The expert for the mother presented articles from medical journals that spoke of infants who were studied who also suffered brain injury because of low blood sugar levels of 32 mg/dl. Another article was presented that spoke of thirty-five infants who had tremors around the time of their birth who were later tested to have low blood sugar levels and also developed brain injuries as evidenced by brain MRIs which were similar to the baby here. Much later, six of those thirty-five babies were diagnosed to have cerebral palsy.

The trial court granted the hospital’s motion for summary judgment. The trial court concluded that the expert opinion presented by the mother was not admissible. The trial court held that the expert witness did not prove that the scientific and medical community generally accepts that hypoglycemia which lasted for forty minutes can cause brain injury. The trial court accepted the hospital’s expert witness testimony which asserted that the thirty-five infants in the article presented by the expert witness for the mother had other conditions that would cause low blood oxygen in the brain and did not just suffer from low blood sugar like the baby in this case.

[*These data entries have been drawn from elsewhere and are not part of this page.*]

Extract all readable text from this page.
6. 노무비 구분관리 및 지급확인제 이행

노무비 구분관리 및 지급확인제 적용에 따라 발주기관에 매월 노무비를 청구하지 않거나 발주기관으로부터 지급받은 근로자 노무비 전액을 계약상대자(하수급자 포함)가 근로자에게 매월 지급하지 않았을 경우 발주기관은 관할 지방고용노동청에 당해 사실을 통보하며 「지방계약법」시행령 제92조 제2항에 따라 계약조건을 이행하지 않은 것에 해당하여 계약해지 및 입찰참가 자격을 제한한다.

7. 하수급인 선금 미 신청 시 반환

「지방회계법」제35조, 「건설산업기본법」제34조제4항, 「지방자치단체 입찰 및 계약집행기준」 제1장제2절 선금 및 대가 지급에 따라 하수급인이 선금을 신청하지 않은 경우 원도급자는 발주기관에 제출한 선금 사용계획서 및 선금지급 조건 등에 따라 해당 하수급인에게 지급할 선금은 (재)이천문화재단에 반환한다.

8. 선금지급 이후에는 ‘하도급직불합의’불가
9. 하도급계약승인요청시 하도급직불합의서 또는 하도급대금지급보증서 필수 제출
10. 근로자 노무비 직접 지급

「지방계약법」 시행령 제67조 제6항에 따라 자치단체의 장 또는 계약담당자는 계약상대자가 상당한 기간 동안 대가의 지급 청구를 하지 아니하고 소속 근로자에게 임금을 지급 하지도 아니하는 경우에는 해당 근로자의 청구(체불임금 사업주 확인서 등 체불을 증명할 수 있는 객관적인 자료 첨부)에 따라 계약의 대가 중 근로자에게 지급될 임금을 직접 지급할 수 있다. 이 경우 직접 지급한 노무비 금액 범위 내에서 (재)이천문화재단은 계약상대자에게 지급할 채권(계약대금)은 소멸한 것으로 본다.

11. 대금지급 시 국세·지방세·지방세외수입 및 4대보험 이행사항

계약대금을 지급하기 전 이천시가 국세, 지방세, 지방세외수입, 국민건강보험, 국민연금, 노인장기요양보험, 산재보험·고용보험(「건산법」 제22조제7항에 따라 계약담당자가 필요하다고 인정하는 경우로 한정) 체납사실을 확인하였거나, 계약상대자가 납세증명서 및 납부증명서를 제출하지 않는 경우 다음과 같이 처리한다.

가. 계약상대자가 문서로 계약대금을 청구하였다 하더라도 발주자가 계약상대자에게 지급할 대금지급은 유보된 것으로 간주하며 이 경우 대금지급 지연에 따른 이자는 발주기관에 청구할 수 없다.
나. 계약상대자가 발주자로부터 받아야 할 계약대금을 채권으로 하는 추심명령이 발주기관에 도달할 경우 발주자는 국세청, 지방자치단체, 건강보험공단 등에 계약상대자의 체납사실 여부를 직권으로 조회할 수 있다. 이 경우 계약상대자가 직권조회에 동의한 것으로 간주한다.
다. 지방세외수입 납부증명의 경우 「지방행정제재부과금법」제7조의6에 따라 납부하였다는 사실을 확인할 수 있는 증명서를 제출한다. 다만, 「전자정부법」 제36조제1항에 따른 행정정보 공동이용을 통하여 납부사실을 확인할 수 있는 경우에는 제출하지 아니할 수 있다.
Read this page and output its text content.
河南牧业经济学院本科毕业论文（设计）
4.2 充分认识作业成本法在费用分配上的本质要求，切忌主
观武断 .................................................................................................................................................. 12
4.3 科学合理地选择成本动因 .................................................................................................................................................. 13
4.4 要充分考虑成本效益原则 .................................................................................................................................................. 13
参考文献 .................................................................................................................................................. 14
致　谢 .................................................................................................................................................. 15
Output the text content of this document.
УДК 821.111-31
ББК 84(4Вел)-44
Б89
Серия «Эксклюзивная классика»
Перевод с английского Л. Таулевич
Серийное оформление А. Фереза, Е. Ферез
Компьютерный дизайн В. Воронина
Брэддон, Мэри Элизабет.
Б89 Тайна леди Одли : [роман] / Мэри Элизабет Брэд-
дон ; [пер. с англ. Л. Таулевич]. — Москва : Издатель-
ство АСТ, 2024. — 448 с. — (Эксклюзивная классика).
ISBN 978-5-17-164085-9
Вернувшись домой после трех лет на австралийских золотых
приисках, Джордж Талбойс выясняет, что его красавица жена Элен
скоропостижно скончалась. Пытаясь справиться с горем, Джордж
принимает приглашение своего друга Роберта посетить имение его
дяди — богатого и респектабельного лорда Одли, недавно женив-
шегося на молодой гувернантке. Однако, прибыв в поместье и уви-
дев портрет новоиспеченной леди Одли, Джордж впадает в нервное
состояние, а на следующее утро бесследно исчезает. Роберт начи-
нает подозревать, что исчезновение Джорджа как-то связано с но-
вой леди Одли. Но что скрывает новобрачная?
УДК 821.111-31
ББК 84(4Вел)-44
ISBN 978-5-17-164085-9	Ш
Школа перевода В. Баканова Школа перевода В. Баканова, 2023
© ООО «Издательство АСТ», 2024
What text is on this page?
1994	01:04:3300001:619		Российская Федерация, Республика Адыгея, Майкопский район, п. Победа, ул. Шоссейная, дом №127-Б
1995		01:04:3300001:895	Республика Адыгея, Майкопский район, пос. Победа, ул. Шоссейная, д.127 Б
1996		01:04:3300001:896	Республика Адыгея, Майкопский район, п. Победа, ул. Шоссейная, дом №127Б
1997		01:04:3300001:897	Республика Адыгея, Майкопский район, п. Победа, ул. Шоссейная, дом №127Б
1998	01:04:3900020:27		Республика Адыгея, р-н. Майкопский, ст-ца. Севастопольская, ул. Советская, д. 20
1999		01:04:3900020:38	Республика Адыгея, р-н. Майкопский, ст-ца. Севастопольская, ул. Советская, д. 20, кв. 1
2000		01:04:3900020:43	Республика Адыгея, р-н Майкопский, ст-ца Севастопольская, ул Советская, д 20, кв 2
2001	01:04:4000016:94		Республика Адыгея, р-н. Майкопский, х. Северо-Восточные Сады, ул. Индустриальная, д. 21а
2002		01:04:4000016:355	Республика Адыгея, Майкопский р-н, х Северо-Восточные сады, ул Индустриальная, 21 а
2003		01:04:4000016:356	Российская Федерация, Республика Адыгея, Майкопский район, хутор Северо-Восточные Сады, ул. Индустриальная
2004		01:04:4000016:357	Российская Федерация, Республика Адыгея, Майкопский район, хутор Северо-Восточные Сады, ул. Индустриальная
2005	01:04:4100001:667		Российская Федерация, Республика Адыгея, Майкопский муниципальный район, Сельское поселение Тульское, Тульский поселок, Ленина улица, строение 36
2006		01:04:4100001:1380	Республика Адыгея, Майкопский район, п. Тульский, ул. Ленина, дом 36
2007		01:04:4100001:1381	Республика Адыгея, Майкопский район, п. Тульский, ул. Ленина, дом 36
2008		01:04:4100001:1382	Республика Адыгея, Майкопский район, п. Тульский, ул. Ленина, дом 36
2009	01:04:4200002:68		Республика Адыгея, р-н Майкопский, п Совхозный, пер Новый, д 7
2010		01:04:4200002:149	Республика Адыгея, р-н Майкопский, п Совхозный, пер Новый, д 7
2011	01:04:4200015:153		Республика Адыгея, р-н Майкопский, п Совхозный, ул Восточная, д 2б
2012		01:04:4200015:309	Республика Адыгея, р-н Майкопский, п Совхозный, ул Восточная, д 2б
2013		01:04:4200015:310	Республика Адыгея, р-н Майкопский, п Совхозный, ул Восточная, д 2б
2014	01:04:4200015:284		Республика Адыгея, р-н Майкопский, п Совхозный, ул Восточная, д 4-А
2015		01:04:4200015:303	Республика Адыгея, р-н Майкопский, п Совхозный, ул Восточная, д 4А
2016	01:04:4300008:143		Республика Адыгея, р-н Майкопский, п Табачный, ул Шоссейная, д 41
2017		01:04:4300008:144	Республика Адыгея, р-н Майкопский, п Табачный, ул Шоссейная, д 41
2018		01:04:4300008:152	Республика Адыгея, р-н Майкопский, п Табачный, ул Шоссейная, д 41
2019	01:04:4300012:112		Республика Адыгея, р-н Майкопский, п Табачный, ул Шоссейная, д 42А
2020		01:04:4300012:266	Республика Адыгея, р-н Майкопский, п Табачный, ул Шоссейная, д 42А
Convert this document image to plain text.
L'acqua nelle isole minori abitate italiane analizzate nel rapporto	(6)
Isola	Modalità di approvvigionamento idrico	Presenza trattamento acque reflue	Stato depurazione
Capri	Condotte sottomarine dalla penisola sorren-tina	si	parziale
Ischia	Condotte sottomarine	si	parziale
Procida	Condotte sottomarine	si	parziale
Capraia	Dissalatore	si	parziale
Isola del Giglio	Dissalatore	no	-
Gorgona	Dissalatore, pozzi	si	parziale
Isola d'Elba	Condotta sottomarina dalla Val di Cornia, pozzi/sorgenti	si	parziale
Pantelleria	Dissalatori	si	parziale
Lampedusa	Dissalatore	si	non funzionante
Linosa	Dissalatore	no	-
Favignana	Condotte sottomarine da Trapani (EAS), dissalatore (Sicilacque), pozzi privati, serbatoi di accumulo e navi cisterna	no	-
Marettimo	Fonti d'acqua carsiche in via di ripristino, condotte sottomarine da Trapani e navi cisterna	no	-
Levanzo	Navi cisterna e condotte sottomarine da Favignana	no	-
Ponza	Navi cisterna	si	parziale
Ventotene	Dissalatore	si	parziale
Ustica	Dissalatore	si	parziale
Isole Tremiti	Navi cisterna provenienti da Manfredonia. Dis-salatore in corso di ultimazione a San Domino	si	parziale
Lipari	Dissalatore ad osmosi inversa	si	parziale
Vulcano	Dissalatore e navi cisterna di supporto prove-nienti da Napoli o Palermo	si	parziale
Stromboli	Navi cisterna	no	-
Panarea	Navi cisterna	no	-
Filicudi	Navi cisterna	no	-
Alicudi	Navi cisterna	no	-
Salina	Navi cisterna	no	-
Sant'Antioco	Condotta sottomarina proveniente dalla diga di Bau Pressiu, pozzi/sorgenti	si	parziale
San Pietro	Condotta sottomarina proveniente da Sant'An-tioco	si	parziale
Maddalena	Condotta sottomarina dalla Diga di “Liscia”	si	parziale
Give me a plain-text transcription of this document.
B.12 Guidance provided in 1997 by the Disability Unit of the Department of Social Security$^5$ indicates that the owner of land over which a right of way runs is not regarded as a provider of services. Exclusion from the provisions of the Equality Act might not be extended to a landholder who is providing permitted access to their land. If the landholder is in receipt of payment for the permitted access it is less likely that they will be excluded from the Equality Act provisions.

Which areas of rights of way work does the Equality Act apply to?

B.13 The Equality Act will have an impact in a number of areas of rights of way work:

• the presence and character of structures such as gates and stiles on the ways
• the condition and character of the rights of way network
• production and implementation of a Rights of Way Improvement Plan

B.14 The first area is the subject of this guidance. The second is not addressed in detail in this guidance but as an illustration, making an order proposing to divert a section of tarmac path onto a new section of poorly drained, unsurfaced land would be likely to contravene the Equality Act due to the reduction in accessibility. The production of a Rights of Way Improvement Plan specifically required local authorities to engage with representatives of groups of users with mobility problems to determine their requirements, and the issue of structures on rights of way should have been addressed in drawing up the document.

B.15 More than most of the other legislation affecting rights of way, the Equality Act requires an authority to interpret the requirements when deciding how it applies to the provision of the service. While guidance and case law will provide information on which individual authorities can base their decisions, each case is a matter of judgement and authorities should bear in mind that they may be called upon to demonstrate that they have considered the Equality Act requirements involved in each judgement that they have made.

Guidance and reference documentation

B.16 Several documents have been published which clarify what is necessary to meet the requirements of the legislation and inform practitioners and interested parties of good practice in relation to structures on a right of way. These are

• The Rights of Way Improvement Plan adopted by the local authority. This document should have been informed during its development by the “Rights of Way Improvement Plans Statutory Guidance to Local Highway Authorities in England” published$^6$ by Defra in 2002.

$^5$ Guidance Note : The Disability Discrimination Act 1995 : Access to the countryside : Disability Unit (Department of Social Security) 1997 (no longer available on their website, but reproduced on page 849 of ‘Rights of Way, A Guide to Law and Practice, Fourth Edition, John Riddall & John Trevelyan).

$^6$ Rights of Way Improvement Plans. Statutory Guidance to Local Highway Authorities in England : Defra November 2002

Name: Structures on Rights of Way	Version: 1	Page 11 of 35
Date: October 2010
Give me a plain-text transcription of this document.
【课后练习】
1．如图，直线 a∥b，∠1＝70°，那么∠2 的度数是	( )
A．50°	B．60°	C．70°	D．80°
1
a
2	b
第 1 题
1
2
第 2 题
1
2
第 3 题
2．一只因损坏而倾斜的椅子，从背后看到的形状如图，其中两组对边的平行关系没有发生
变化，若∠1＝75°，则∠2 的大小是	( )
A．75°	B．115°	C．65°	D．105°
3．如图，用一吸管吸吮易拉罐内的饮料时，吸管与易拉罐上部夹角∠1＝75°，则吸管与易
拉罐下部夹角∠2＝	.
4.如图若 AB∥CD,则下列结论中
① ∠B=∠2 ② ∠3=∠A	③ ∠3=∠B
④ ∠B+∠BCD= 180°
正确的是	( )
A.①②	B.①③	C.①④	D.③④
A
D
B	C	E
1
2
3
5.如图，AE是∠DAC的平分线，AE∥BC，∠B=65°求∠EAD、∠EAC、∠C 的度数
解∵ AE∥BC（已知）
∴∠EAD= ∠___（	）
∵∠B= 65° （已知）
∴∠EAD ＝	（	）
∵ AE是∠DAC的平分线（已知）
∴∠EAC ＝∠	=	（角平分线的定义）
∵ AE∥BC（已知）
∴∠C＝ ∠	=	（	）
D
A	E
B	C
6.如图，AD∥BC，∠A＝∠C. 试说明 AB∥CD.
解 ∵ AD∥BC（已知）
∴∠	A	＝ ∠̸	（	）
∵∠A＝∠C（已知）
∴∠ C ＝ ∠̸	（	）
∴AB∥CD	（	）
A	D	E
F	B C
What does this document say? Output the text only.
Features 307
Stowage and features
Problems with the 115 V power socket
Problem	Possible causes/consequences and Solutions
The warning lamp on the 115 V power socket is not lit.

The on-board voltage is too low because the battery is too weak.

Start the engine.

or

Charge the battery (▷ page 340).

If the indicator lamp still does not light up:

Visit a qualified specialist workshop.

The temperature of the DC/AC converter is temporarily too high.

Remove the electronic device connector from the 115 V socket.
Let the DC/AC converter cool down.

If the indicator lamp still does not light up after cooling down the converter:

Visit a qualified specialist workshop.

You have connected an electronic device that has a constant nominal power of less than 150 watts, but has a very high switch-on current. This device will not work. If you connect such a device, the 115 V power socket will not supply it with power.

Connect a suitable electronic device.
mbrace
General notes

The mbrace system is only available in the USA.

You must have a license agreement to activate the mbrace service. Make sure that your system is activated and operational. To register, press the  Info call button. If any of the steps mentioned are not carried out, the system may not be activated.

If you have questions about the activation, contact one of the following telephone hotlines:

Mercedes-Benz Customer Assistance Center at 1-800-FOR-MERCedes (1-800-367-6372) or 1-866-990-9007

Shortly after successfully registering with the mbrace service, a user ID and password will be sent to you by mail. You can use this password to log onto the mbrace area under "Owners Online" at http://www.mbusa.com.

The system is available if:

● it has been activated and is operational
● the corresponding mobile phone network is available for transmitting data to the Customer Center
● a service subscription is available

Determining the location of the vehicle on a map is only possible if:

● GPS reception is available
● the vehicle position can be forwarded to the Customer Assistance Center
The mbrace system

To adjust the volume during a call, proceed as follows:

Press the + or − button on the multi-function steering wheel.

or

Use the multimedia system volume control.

On appeal to the Court, the only question is whether or not the trial court abused its discretion when it found that the expert testimony presented by the mother failed to show that the scientific and medical community accepts that low blood sugar causes brain injury.
The Court held that the hearing to determine if the theory presented by the mother as to what caused her son’s brain injury is only good for proving if the theory is one that is generally accepted by the medical community.

The Court pointed out that none of the expert witnesses of the defendants ever contradicted the testimony of the mother’s expert witness that low blood sugar level in infants causes brain injury. The articles presented showed that this theory that low blood sugar causes brain injury is one that has been written about, experimented and observed in clinical practice by other medical professionals.

In this the plaintiff has raised material issues of fact that prevents the granting of a motion for summary judgment.